What does this tell us? In my opinion, arguing about media bias presupposes that the objective of the media is to inform the populace. Information is a de minimis benefit of watching the news, but what they really want from you is money. This is part of why the Trump Phenomenon has been so polarizing in the Media, is because the coverage calculation is most different. What he says is on the “Right”, and the media gives him intense coverage because it fits the calculation.
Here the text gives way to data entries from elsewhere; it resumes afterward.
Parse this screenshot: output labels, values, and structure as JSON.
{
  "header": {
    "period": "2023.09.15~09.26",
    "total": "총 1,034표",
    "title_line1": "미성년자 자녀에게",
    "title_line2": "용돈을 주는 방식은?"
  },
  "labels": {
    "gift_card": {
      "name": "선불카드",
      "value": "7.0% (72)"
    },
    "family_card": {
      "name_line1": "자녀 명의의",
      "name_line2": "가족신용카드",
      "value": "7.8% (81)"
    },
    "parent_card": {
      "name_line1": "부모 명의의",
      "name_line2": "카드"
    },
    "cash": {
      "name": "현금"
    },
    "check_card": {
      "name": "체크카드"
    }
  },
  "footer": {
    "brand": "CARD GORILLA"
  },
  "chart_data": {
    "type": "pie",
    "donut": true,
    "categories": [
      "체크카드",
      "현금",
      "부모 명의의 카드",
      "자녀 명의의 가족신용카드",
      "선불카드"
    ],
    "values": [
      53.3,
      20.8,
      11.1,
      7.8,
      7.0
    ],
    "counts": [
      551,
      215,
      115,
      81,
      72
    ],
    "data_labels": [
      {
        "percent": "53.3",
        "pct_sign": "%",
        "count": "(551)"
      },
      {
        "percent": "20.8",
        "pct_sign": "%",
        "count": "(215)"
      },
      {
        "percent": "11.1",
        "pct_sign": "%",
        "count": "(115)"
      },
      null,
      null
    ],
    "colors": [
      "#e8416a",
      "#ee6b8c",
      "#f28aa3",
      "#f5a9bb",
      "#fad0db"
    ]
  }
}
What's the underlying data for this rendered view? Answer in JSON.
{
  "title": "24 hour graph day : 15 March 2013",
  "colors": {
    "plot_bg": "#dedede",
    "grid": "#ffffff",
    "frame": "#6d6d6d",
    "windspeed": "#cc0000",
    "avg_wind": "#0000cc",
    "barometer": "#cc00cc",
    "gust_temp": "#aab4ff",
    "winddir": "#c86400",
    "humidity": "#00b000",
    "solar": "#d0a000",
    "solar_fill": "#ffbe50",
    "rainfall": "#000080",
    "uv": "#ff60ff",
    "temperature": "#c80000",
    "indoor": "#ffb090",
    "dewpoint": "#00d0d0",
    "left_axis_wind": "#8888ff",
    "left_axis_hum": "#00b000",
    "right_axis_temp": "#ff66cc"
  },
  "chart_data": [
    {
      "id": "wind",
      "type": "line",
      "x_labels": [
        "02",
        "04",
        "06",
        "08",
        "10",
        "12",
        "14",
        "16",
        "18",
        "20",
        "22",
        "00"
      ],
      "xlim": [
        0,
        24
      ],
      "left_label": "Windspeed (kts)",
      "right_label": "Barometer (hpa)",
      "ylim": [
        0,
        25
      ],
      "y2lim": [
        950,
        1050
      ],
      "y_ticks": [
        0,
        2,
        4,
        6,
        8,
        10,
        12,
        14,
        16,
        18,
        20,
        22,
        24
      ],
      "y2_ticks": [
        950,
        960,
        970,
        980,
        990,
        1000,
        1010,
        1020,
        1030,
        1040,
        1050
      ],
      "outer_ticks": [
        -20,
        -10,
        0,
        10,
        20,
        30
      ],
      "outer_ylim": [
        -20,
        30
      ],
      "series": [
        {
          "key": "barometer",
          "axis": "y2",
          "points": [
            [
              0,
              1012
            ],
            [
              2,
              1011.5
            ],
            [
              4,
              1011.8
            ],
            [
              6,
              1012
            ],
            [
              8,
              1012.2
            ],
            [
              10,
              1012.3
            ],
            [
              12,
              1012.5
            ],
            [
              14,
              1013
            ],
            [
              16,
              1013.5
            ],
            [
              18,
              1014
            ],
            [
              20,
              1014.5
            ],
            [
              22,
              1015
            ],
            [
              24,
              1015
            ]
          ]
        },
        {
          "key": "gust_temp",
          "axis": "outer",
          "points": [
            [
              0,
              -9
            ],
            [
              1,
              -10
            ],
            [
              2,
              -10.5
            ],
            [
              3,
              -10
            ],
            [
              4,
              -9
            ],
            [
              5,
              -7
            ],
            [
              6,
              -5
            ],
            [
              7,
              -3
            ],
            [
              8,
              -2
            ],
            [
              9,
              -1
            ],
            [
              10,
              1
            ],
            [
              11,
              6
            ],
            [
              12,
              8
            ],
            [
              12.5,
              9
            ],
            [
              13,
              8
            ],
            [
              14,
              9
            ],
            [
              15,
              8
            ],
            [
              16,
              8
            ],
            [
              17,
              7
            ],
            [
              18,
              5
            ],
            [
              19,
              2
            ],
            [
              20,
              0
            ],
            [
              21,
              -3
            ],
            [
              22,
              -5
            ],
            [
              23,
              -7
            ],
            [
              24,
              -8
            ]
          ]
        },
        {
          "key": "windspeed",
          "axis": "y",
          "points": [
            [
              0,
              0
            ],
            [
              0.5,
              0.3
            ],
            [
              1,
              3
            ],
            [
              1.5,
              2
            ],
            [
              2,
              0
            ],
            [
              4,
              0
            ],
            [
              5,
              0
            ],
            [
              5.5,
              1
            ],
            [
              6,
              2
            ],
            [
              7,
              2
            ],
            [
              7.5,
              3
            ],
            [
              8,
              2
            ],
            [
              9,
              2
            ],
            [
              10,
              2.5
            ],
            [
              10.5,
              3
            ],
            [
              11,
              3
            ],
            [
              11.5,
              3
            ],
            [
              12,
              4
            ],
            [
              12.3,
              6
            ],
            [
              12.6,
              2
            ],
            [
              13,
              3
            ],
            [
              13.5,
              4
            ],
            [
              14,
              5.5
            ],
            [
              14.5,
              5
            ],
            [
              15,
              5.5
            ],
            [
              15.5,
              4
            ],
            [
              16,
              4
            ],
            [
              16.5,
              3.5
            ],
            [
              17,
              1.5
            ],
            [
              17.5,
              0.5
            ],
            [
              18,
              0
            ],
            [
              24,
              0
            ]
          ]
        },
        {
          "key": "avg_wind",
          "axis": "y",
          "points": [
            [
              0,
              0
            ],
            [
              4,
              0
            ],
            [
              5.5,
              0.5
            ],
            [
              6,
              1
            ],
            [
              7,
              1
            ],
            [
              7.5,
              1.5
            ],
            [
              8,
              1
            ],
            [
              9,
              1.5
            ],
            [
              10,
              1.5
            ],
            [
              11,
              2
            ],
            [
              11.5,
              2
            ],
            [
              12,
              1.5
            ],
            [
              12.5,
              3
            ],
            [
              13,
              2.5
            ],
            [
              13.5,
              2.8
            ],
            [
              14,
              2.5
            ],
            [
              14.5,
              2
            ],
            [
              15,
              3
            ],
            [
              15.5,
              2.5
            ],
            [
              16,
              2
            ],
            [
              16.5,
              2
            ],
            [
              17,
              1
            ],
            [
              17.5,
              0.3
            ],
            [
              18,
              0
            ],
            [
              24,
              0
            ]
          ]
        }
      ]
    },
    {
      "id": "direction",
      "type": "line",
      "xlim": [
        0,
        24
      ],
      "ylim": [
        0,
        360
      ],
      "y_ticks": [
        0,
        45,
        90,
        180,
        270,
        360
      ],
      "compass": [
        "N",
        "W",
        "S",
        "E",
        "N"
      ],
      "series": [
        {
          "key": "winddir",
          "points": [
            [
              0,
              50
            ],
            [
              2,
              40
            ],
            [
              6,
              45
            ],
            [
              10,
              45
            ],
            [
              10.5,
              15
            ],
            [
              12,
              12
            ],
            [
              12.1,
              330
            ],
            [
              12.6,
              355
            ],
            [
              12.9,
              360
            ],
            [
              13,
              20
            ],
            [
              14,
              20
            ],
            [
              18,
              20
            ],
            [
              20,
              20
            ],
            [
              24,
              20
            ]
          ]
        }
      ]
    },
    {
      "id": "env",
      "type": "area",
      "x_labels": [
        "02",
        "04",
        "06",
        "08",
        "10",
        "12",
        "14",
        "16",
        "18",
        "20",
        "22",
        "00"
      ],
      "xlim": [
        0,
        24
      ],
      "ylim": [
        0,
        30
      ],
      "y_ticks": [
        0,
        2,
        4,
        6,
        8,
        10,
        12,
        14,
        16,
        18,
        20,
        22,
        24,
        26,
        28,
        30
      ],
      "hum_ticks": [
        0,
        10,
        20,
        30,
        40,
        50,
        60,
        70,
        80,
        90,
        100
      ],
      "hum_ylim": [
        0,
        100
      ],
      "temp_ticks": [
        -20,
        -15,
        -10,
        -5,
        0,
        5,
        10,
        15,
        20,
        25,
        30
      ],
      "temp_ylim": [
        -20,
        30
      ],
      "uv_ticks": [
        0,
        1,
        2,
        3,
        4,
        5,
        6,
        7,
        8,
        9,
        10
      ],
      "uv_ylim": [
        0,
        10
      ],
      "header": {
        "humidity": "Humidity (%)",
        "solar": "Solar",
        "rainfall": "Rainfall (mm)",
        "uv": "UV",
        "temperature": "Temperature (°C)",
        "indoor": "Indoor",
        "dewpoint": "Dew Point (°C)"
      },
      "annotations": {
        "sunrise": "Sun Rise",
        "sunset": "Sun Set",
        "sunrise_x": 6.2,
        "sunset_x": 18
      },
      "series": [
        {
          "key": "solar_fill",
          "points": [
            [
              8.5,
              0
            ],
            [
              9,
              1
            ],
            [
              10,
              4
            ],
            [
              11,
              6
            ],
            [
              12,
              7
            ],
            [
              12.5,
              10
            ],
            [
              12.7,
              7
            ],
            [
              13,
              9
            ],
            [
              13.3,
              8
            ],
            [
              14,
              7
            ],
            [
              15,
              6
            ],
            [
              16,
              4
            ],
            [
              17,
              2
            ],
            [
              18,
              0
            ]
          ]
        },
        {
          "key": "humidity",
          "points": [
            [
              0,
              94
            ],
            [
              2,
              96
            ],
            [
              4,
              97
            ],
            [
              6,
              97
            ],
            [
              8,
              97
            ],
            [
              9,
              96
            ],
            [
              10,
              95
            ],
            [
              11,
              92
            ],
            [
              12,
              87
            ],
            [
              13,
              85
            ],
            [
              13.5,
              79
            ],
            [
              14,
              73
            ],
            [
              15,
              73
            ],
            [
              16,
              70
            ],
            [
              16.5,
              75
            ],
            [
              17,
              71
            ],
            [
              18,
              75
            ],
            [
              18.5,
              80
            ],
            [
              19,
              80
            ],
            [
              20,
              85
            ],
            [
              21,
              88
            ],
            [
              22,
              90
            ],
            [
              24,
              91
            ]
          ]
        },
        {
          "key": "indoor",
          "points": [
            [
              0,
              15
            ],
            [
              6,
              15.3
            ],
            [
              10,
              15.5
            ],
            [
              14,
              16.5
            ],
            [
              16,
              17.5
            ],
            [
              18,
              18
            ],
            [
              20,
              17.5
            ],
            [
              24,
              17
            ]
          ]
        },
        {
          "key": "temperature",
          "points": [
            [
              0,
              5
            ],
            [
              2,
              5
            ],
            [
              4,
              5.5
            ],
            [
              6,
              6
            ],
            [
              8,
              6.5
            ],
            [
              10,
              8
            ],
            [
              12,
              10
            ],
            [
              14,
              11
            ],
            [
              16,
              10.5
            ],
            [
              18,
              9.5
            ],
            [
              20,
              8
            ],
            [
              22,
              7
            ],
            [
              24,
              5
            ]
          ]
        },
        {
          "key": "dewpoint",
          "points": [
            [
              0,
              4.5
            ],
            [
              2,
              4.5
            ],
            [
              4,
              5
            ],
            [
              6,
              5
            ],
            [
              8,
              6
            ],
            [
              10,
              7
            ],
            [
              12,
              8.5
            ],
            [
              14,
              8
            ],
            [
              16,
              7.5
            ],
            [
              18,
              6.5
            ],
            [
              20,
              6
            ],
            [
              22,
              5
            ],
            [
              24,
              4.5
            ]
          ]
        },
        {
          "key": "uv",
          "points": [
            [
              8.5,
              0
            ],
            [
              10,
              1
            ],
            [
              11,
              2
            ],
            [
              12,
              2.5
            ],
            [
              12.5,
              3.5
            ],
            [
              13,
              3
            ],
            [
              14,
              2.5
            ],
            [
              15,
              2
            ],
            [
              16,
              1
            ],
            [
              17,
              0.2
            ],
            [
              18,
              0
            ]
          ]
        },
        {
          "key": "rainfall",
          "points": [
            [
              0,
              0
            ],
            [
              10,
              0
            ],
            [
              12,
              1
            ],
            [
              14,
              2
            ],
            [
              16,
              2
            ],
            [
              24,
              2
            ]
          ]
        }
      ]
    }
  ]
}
The starting point is that Trump is an unusual figure in American politics, and so people are interested in him. Covering him drives clicks. Clicks drive revenue. And the coverage has the potential to make their competitors look good or bad. Trump is the macguffin, competitive advantage is the game.

The only problem that I can see with the whole premise here is that the populace, at large, still believe the job of the media is to inform. So people take them seriously, and it gives them that power (whether they realize it or not) to engage in social engineering by customizing their narratives. I don’t believe social engineering is an intentional coordinated effort, but in my opinion it is more likely an emergent behavior given the competitive landscape. Trying to solve this requires either grappling with the Twitter problem described above, or the populace at large changing their relationship with news media, which happens over time the same way fads and preferences change.

The Real Question

After watching all this, maybe you have this question in mind: “How can I stay informed?”

If we accept that there’s no media outlet whose objective is to inform, then this can seem dire. However! There is good news, and it comes in the form of two recommendations.

  1. You can still consume whatever news media you like. The grid above shows that underlying the stories they tell are the actual events as they happened. If you can peer through the narrative they are telling you, you can see the facts of events. You cannot see stories they don’t show you, so often times people say you should consume media far and wide. It takes effort and practice to see the story behind the story, but it can be done. The first step in doing this is acknowledging that the media is trying to tell you a story and get money from you. The second step is in believing it.
  2. Another alternative, which I have chosen for myself, is to decrease the amount of news you consume. Important things worth knowing will break through the bubble. I don’t feel uninformed, but I am behind the curve. Then you can go do targeted research about a topic, thus giving you control of what news you consume and how you consume it.

Having said all of this, I ask you to remember that this is the narrative I tell myself and I am biased to prefer it. I’m not making any money from you though, so I hope that aids my credibility.